A New York state court jury on Friday awarded a former New York Giants running back $28.5 million in his medical malpractice suit against New York’s Hospital for Special Surgery and the hospital’s late chief of the orthopedic trauma service for allegedly botching the player’s ankle reconstruction surgery, according to his counsel.
The jury found the estate of the now-deceased Dr. Dean Lorich and the Hospital for Special Surgery liable for medical malpractice, and awarded plaintiff Michael Cox $15.5 million for future pain and suffering, plus $12 million in lost earnings and $1 million in past pain and suffering, according to a statement released Monday from Cox’s attorney. Cox’s
counsel, Jordan K. Merson of Merson Law PLLC, said Monday he and his client are pleased with the jury’s decision.
“The jury spoke with a clear and unambiguous voice that Mr.

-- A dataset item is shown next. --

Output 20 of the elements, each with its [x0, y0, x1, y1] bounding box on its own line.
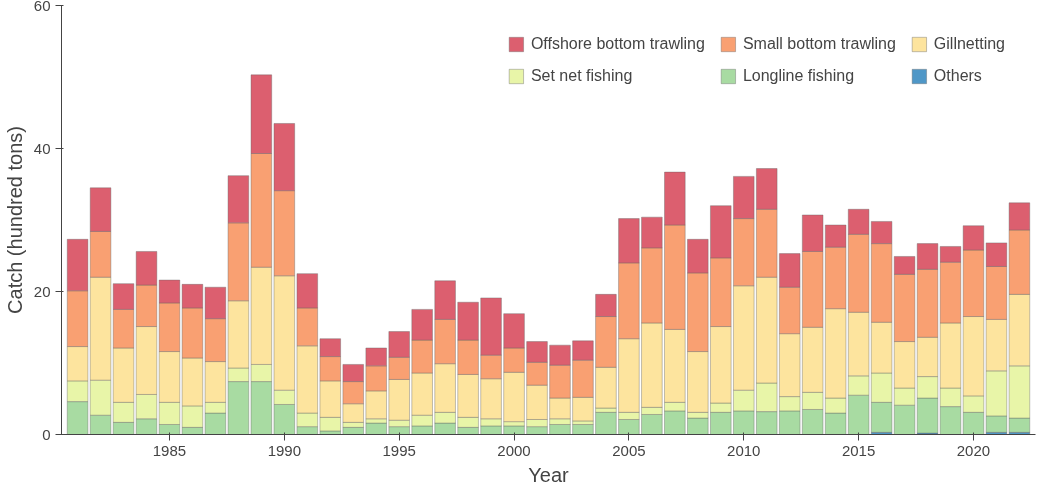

Cox received inadequate medical care and treatment and was significantly injured as a result,” Merson said. Counsel and representatives for the defendants didn’t immediately respond Monday to requests for comment.
The verdict is the latest development in a two-count personal injury complaint Cox filed in May 2016 against his one-time surgeon and the hospital after an allegedly botched surgery in 2014 abruptly ended Cox’s once-promising NFL career. The lawsuit asserts one count of personal injury and one count of lack of informed consent.
Cox was a seventh-round draft pick by the Giants in 2013, but when he was 25 years old, he suffered significant injuries in the Giants’ 38-14 loss against the Seattle Seahawks in November 2014, according to his counsel.
During the game, Cox broke his leg and injured his ankle, causing cartilage damage, which he sought treatment for from Lorich, according to court documents.
Cox underwent surgery under Lorich, who was the chief of the hospital’s orthopedic trauma service at the time. However, the surgery failed to repair Cox’s left ankle, and he would never play in the NFL again as a result, his attorneys argued.
Lorich performed an “open reduction of the left pronation-external rotator type IV ankle fracture,” but Cox claimed there were numerous issues with the repair, including that Lorich did not address the articular cartilage injury to the talus, which left Cox unable to ever play professional football, according to court documents.
The surgeon was found dead in December 2017 in his Park Avenue apartment, a year after the lawsuit was filed in what has since been determined a suicide, according to Cox’s counsel. Lorich is survived by his wife and three daughters, according to his obituary in the Journal of Orthopaedic Trauma at the time.
Cox is represented by Jordan K. Merson of Merson Law PLLC. Lorich’s estate and the hospital defendants are represented by Bhalinder L. Rikhye of Vigorito Barker Patterson Nichols & Porter LLP. The case is Michael Cox v. Dean G. Lorich et al., case number 805214-2016, in the Supreme Court of the State of New York, County of New York.